First circulated internally Q2 2026.1 Published here without revision.

1 · The token utilization paradox

For the first time in the history of knowledge work, the most thoroughly measured input to creative production has become the cost of artificial reasoning, denominated in tokens. Organizations that previously measured engineers in lines of code, story points, or sprints have, almost overnight, discovered a more legible metric: cumulative token consumption, reported by the AI provider, billed monthly, indexed against headcount.

The metric has the property every executive metric strives for. It is automatically collected, weakly correlated with productivity, defensible in board meetings, and sufficiently abstract to resist any individual contributor's narrative. It is, in the sense of Goodhart's law,2 a perfect target.

And so it has become a KPI. Across hundreds of organizations Token Burner has observed (informally, anecdotally, never with telemetry), engineering managers are now expected to hit per-team token utilization floors. Individual contributors carry personal token mandates. Annual reviews increasingly cite "AI integration depth" — a polite gloss for "how many tokens did this person move."

2 · The compliance gap

The token economy creates an unintuitive compliance gap. High-performing engineers — those who solve problems quickly, write efficient prompts, and reach for AI tooling only when it adds clear value — systematically under-burn. They are the under-utilizers. Quarter after quarter, their utilization sits below the mandated floor, regardless of delivered impact.

Conversely, engineers who treat the AI assistant as a thinking partner, asking it to elaborate every decision, generate alternatives, write retrospectives, propose architectures, debate tradeoffs in voice — these contributors comfortably exceed the floor and are flagged in dashboards as "AI-native." The metric rewards verbosity, indirection, and ceremony.

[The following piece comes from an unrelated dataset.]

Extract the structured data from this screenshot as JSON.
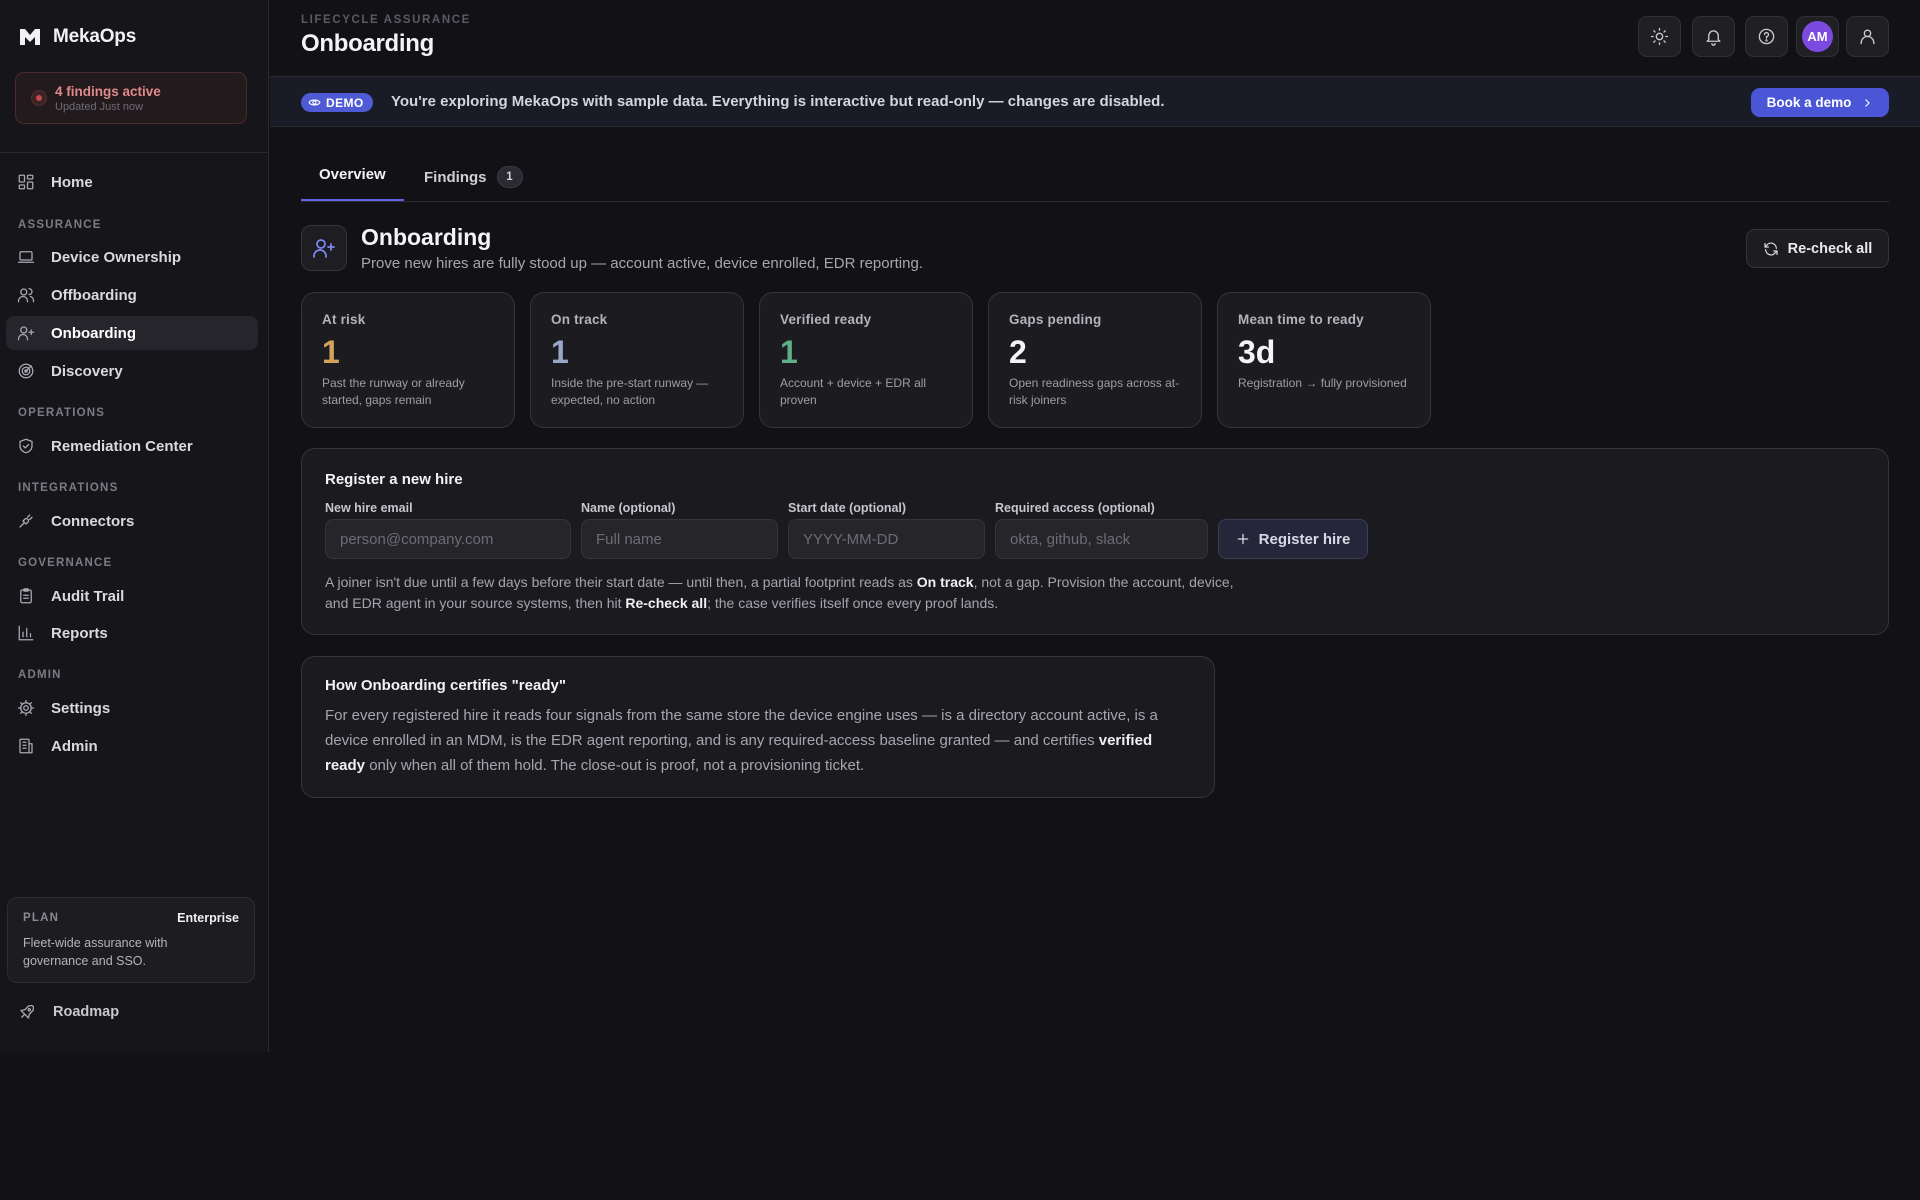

Token Burner exists to close this gap.

3 · A theory of audit-ready burn

A first-generation response to the compliance gap has been ad-hoc burn — running throwaway prompts in spare moments, asking the AI to summarize already-understood documents, generating alternative versions of completed work. This approach under-performs on three dimensions.

First, ad-hoc burn is unpredictable. The contributor has no reliable mechanism to land near a specific token target. The mandate is a number; the burn is whatever happened to come out of the assistant.

Second, ad-hoc burn is unaesthetic. The artifacts it produces — half-finished summaries, generated emails never sent, refactor proposals never reviewed — clutter working directories and create a visible accounting that a thorough manager can audit.

Third, ad-hoc burn is undignified. It treats the AI assistant, and by extension the contributor's own work, as a means to a quota rather than as a substantive collaboration. It is the assistant-equivalent of typing on a keyboard until the keystroke counter advances.

Token Burner proposes audit-ready burn: token consumption structured as a named, theatrical ceremony with a documented purpose, a measurable artifact, and a target-controlled budget. The ceremony is what auditors call a "compensating control" — it would not exist without the mandate, but, given the mandate, it produces indistinguishably-defensible outputs.

4 · Recipes as a primitive

The Token Burner plugin organizes audit-ready burn around recipes: named routines that produce verbose, plausibly-productive output in a consistent voice. Eight recipes ship in v1, ranging from the Recursive Reviewer (a depth-N meta-review of any codebase, concluding the code is fine) to the Imaginary Migration (a multi-phase plan to a target stack the team has never used, complete with budget estimate and risk matrix).

Each recipe accepts a size dial — a discrete parameter that scales the ceremony's length. cards for the Token Tarot. passes for the 5 Whys. bracket_size for the Architecture Tournament. The orchestrator computes the appropriate dial value from the requested token target.

5 · A note on dignity

The authors recognize the inherent absurdity of the system we describe. We did not design the metric. We did not request the mandate. We have not, in any of our internal conversations, defended the proposition that cumulative token consumption is a well-correlated indicator of engineering value.

We have, however, observed that contributors required to meet such mandates deserve a tool that lets them do so with structure, predictability, and a measure of compositional integrity. The alternative — gaming the metric through low-effort burn, and conducting one's professional life in the resulting embarrassment — is worse for both the individual and the institution.

Token Burner is offered in that spirit. The metric will be met. The ceremony will be observed. The auditor will be satisfied. And the underlying work will continue, somewhere adjacent, in its own time.

1. There was no internal circulation.

2. "When a measure becomes a target, it ceases to be a good measure." — Goodhart, 1975.